Women at Work: 40 years of change

Women were paid about half the salary of men 40 years ago, and from the 1930s to the 1970s many were not allowed to work after they married

Marriage bar: between 1933 and 1973 woman teachers had to retire if they married. Photograph: Hans Wild/Time & Life Pictures/Getty

Marriage bar: between 1933 and 1973 woman teachers had to retire if they married. Photograph: Hans Wild/Time & Life Pictures/Getty

 

As Ireland’s 860,000 or so working women set off each day, few are likely to spare a thought for how much life has changed since the marriage bar ended, 40 years ago. Yet a trawl of statistics on working women shows just how much impact the marriage bar had on women.

Introduced in the early 1930s, it prevented women in the Civil Service from working after they married. The bar extended to many private companies.

Censuses show that the effects of this policy were palpable. A third of women were either working or available for work in 1936, but their participation fell in the next five censuses, to a low of 27.3 per cent in 1971.
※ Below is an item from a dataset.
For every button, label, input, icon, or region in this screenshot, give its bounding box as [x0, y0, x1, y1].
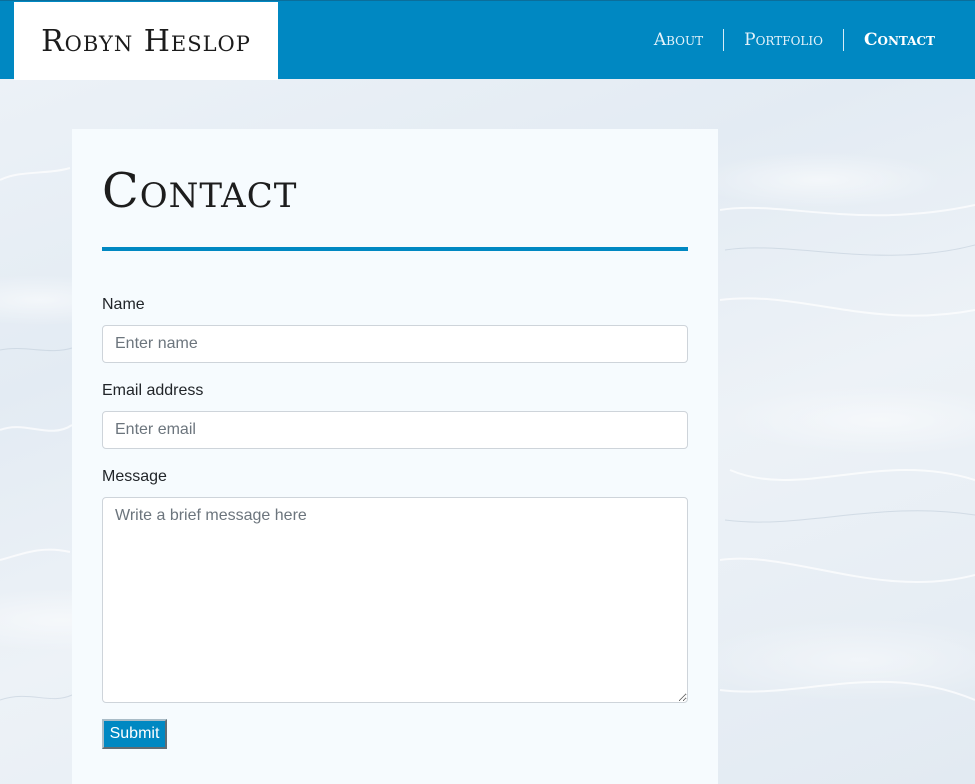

Some indication of how different life was for working women 40 years ago comes from a pamphlet quoted by The Irish Times that year. Civil Wrongs of Irishwomen, from the Irish Women’s Liberation Movement, noted that the average pay for Irish woman was “a mere 5s 3d, compared with a man’s 9s 6d”.

It said that, although a third of the 702,000 workers in Ireland were women, just 1 per cent worked in the higher professions and just 6 per cent were in managerial roles. Although 12 per cent were teachers and nurses, “most working women in Ireland are factory-workers, waitresses, typists or shop assistants”.

Although the marriage bar was abolished in 1973 (and earlier for women teachers), it took some time for the number of women to rise again in the workforce.

Since 1986 the number of women in the workplace, or seeking work, has grown continuously. The gap between the proportion of men and women at or seeking work is now at its lowest ever.

Tax-individualisation policies introduced by Charlie McCreevy, as minister for finance, at the turn of the millennium changed the rules to favour married couples where both spouses were earning over those where only one partner was working. The policy was clearly designed to increase the workforce in order to feed a young and hungry Celtic Tiger.

In 1996, before tax individualisation, slightly more than 500,000 women had jobs. By 2002 that figure had grown by more than a third, to 678,334 – the single largest intercensus jump in the number of working women in the history of the State.

Even today a married couple where both partners are working can earn up to €32,800 each while remaining in the 20 per cent income-tax band. A couple where only one partner is earning will pay the marginal rate of 41 per cent on income above €41,800.

The rise in the number of women in the workforce correlates with the average age at which women first give birth.

In 1955 the average age of a first-time mother was 27.5, a figure that fell to a low of 24.8 in 1975. Since then the average age has risen pretty much consistently, reaching 29.9 in 2012.

And so the numbers staying at home dropped. In the 1981 census 55 per cent of women over the age of 15 classed themselves as “looking after home/family”, compared with just 17.5 per cent three decades later.

There is still a marked difference in the employment rates of women who have children. CSO figures from 2011 looked at employment among couples and lone parents aged between 20 and 44. They showed that 85.7 per cent of women without children were employed, slightly more than the percentage of men employed.

But women whose youngest child was under three were less likely to work, with just 57 per cent in the workplace (compared with 79 per cent of men). For women whose youngest child was aged between four and five, the employment rate was even lower, with 51.5 per cent in employment compared with almost three-quarters of men.

Once their youngest child had reached six the employment rate among women rose to 58 per cent, compared with almost 77 per cent of men.

The ways in which men and women work are also very different. According to CSO quarterly national household survey figures from 2011, the average working week for a woman was 30.6 hours, compared with 39 hours for men. The figures (below right) also show that three times as many women were in part-time work (29 hours or less) than their male counterparts, the implication being that more women than men choose to work part time after having children.

As women are only too aware, the other big difference is the gender pay gap, a topic that will be addressed in detail later in this series, along with the glass ceiling and occupation segregation, or the tendency of many industries to remain primarily the domain of one sex.